To the untrained eye, there’s not much of a change to the look.
“In redesigning our uniforms and modernizing our logos, our primary focus was honoring the Browns’ cherished history and recognizing the transformation of Cleveland,” Browns President Alec Scheiner said before the announcement was made. “As always, we spent significant time engaging with our fans during this process and took a very methodical approach the past two years to determine certain core characteristics symbolic of our great city. We are thrilled with how these translate in our logo and uniform and embrace the opportunity to fully share that with our fans in April.”
Scheiner said the new uniforms unveiling will be on April 14 at 7:30 p.m. at an event at the Cleveland Convention Center. Scheiner wouldn’t give out any information on the new uniforms—even if there is an added color to the scheme—but hinted that the uniform change will be more drastic, in keeping the helmet with no logo.
“We’ll move the uniform farther ahead than the logo,” Scheiner said. “The fans have given us permission to move ahead with the uniform.”
The orange is brighter and richer an according to Scheiner “matches the passion of our fans and city.”
The colors will be the same and there will be no logo on the helmet and features a ‘vibrant’ orange tint and brown facemasks. The new logo will be used more to represent the team in the marketing of merchandise. It will also be depicted at the stadium and when representing the Browns on television broadcasts. Scheiner said the merchandise with the new trademarks will go along with the uniform unveiling in April.
In addition, to the brighter orange, the outline around the block letters has gone away.
Scheiner said the new Dawg Pound logo is to embrace the 30th anniversary of the event by modernizing the symbolism of the Dawg Pound through an evolved logo.
“I’ve probably seen over 100 Dawg faces (in the process),” Scheiner said.
The change to the team’s look has been talked about for over two years and the change has begun as the Browns started the process of a makeover to their appearance with the unveiling of the team’s new logo.
Scheiner said an emphasis was to “not lose track of our tradition.”

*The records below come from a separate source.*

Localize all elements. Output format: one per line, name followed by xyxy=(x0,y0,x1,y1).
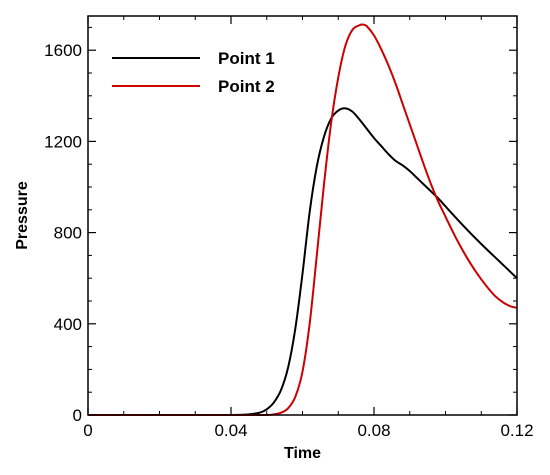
axes: 0 0.04 0.08 0.12 0 400 800 1200 1600 xyxy=(44,16,534,440)
y-tick-label: 400 xyxy=(54,315,82,334)
series-line-point-2 xyxy=(88,23,518,417)
x-tick-label: 0.12 xyxy=(500,421,533,440)
x-tick-label: 0.04 xyxy=(214,421,247,440)
x-tick-label: 0 xyxy=(83,421,92,440)
y-axis-title: Pressure xyxy=(14,181,31,250)
legend: Point 1 Point 2 xyxy=(112,49,275,96)
y-tick-label: 800 xyxy=(54,224,82,243)
x-axis-title: Time xyxy=(284,445,321,462)
legend-label: Point 1 xyxy=(218,49,275,68)
series-line-point-1 xyxy=(88,107,518,417)
x-tick-label: 0.08 xyxy=(357,421,390,440)
y-tick-label: 1200 xyxy=(44,132,82,151)
plot-marks xyxy=(88,23,518,417)
legend-label: Point 2 xyxy=(218,77,275,96)
y-tick-label: 1600 xyxy=(44,41,82,60)
y-tick-label: 0 xyxy=(73,406,82,425)
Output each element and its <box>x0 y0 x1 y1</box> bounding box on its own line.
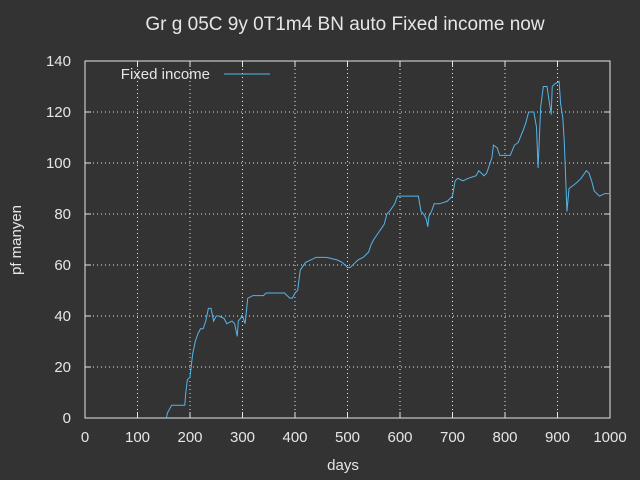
x-axis-label: days <box>327 457 359 474</box>
y-tick-label: 140 <box>46 53 71 70</box>
y-tick-label: 20 <box>54 359 71 376</box>
data-line <box>165 80 609 419</box>
x-tick-label: 800 <box>492 429 517 446</box>
chart-title: Gr g 05C 9y 0T1m4 BN auto Fixed income n… <box>145 14 544 35</box>
y-tick-label: 80 <box>54 206 71 223</box>
legend-label: Fixed income <box>121 66 210 83</box>
x-tick-label: 400 <box>282 429 307 446</box>
y-tick-label: 120 <box>46 104 71 121</box>
x-tick-label: 300 <box>230 429 255 446</box>
x-tick-label: 0 <box>81 429 89 446</box>
x-tick-label: 100 <box>125 429 150 446</box>
x-tick-label: 200 <box>177 429 202 446</box>
x-tick-label: 700 <box>440 429 465 446</box>
x-tick-label: 900 <box>545 429 570 446</box>
y-tick-label: 100 <box>46 155 71 172</box>
y-tick-label: 40 <box>54 308 71 325</box>
x-tick-label: 600 <box>387 429 412 446</box>
y-tick-label: 0 <box>63 410 71 427</box>
y-axis-label: pf manyen <box>8 205 25 275</box>
x-tick-label: 500 <box>335 429 360 446</box>
y-tick-label: 60 <box>54 257 71 274</box>
x-tick-label: 1000 <box>593 429 626 446</box>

In 2013, owner Jimmy Haslam took great care to get the word out that there would be no change to the Browns’ iconic helmet and there will be no emblem on the sides of the helmets. The Browns have never worn a logo on their helmets, which has been a core franchise trademark. The Browns logo is currently an orange helmet.
Here’s a little history of the logos the Browns have used over the years in marketing. The Browns used an elf logo, “Brownie”, starting in the franchise’s years in the All-American Football Conference in the late 1940s when owner Mickey McBride sought to make the team more marketable and asked for mascot logos submissions from fans.

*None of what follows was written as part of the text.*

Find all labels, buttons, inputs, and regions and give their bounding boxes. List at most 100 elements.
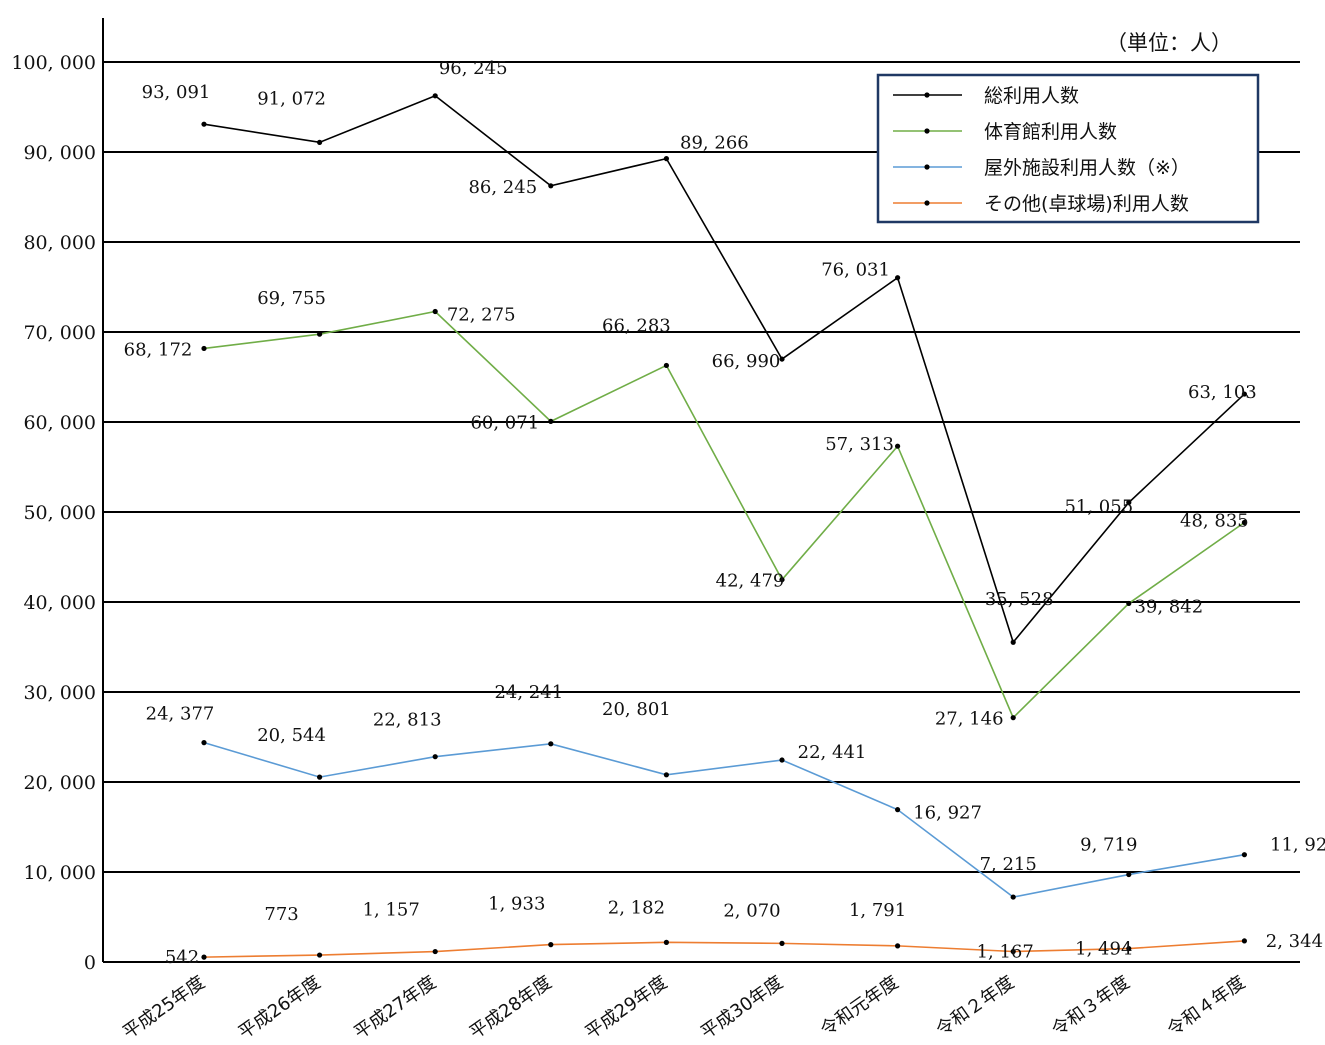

“Brownie” changed over the years and was phased out by the time that the NFL merged with the rival American Football League during Art Modell’s era of ownership.
Scheiner said that the “elf” or “Brownie” will continue to be used as a secondary logo.

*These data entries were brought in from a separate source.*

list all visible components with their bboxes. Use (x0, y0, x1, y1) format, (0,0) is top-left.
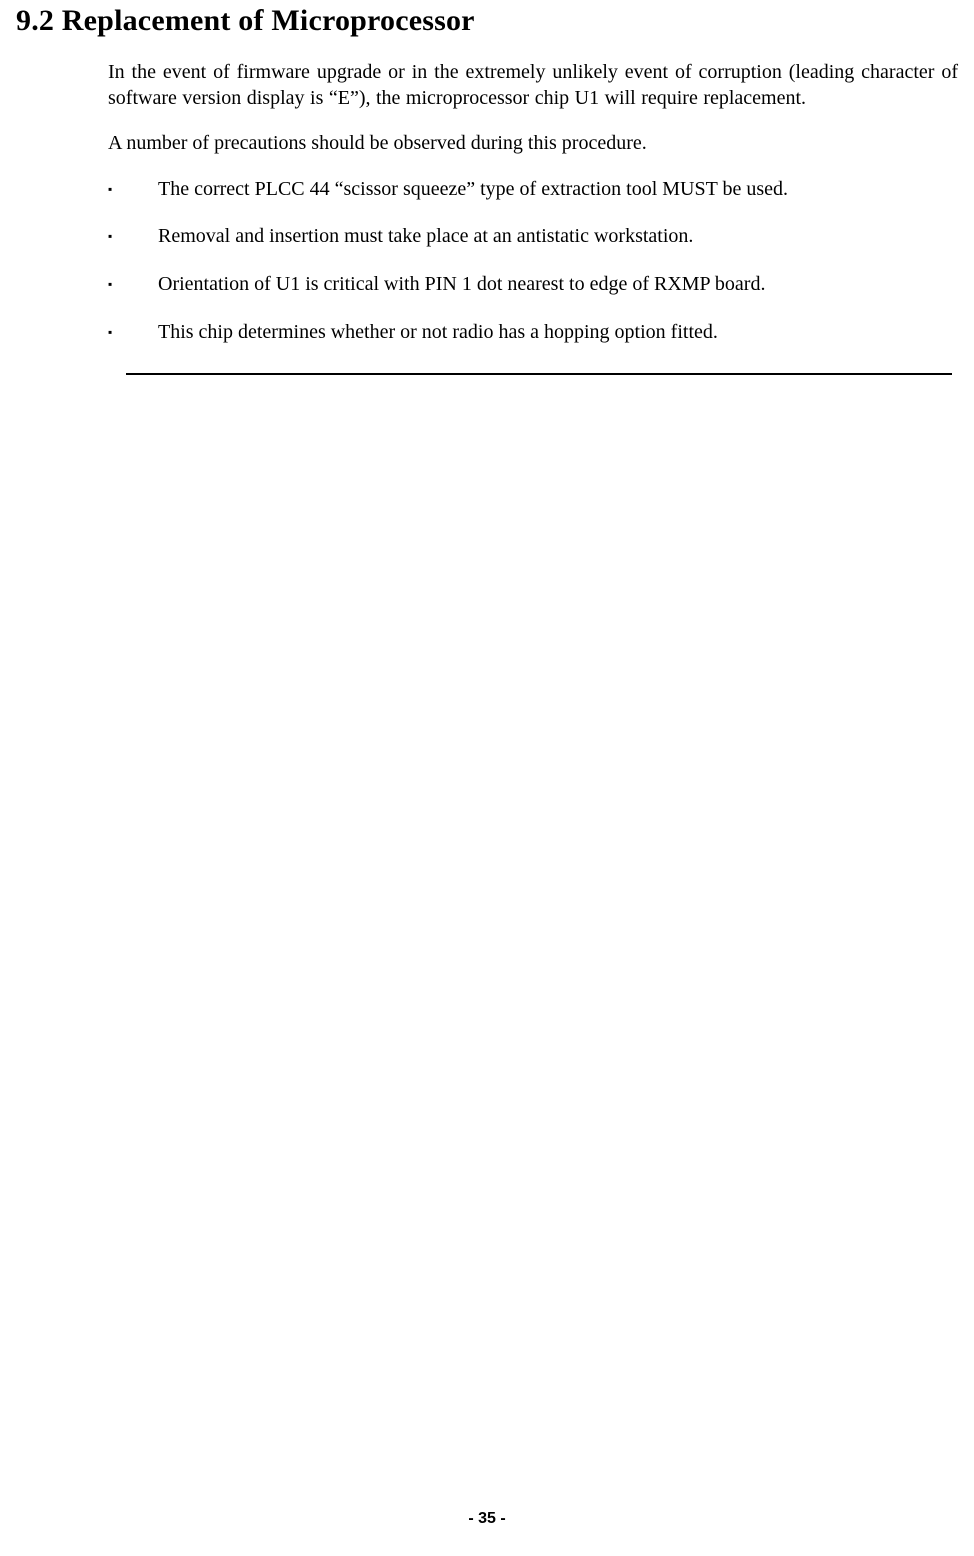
page-number-footer: - 35 - (0, 1510, 974, 1528)
list-item: ▪ Orientation of U1 is critical with PIN… (108, 272, 958, 298)
paragraph-precautions: A number of precautions should be observ… (108, 131, 958, 157)
list-item: ▪ Removal and insertion must take place … (108, 224, 958, 250)
paragraph-intro: In the event of firmware upgrade or in t… (108, 60, 958, 111)
list-item-text: This chip determines whether or not radi… (158, 320, 718, 346)
section-divider (126, 373, 952, 375)
list-item: ▪ This chip determines whether or not ra… (108, 320, 958, 346)
list-item-text: Removal and insertion must take place at… (158, 224, 693, 250)
bullet-icon: ▪ (108, 224, 158, 248)
bullet-icon: ▪ (108, 272, 158, 296)
list-item-text: The correct PLCC 44 “scissor squeeze” ty… (158, 177, 788, 203)
list-item-text: Orientation of U1 is critical with PIN 1… (158, 272, 765, 298)
precaution-list: ▪ The correct PLCC 44 “scissor squeeze” … (108, 177, 958, 345)
section-heading: 9.2 Replacement of Microprocessor (16, 4, 958, 38)
list-item: ▪ The correct PLCC 44 “scissor squeeze” … (108, 177, 958, 203)
document-page: 9.2 Replacement of Microprocessor In the… (0, 4, 974, 1556)
section-body: In the event of firmware upgrade or in t… (108, 60, 958, 345)
bullet-icon: ▪ (108, 320, 158, 344)
bullet-icon: ▪ (108, 177, 158, 201)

“We will not lose the elf, Brownie,” Scheiner said.
In 1965, the team came very close to put an interlocking “CB,” designed by NFL Properties on the helmet, but that didn’t materialize.
In recent year, beside the “Brownie”, the Browns have used “Dawgs” as well as the solid block “B” within a football that has been used since 2003.
The next step will be the unveiling of the new uniforms in April and the search for a franchise quarterback continues with the start of free agency on March 10.
Scheiner confirms film watch: Scheiner confirmed that he did watch film with GM Ray Farmer last season as written about in a CBSSports.com story on the Browns, but did not watch film with Mike Pettine and the coaching staff.
“Anytime, I get to learn, I take advantage of it,” Scheiner said. “Ray has been nice to let me watch.”
Scheiner said he does not meddle in the football side of the Browns.
“There’s nothing I can offer (football-wise).”
Scheiner said he watched film before the work day started.
Scheiner said he has no desire to be involved in the football side of things.
“I like my role (now),” he said. “I really like my role and I have enough on my plate.”
Camp in Berea: Scheiner announced during his 30 minute session with the media unveiling of the logo that training camp this summer will be in Berea.
“Training camp will be what works well for the football team and we’ll keep working on the long-term plans.”
Scheiner said the Browns have had some ‘good opportunities’ on moving training camp. Columbus seems to be one of the favorites, but Scheiner did say even if the team re-locates for training camp at least a week or two will be in Berea.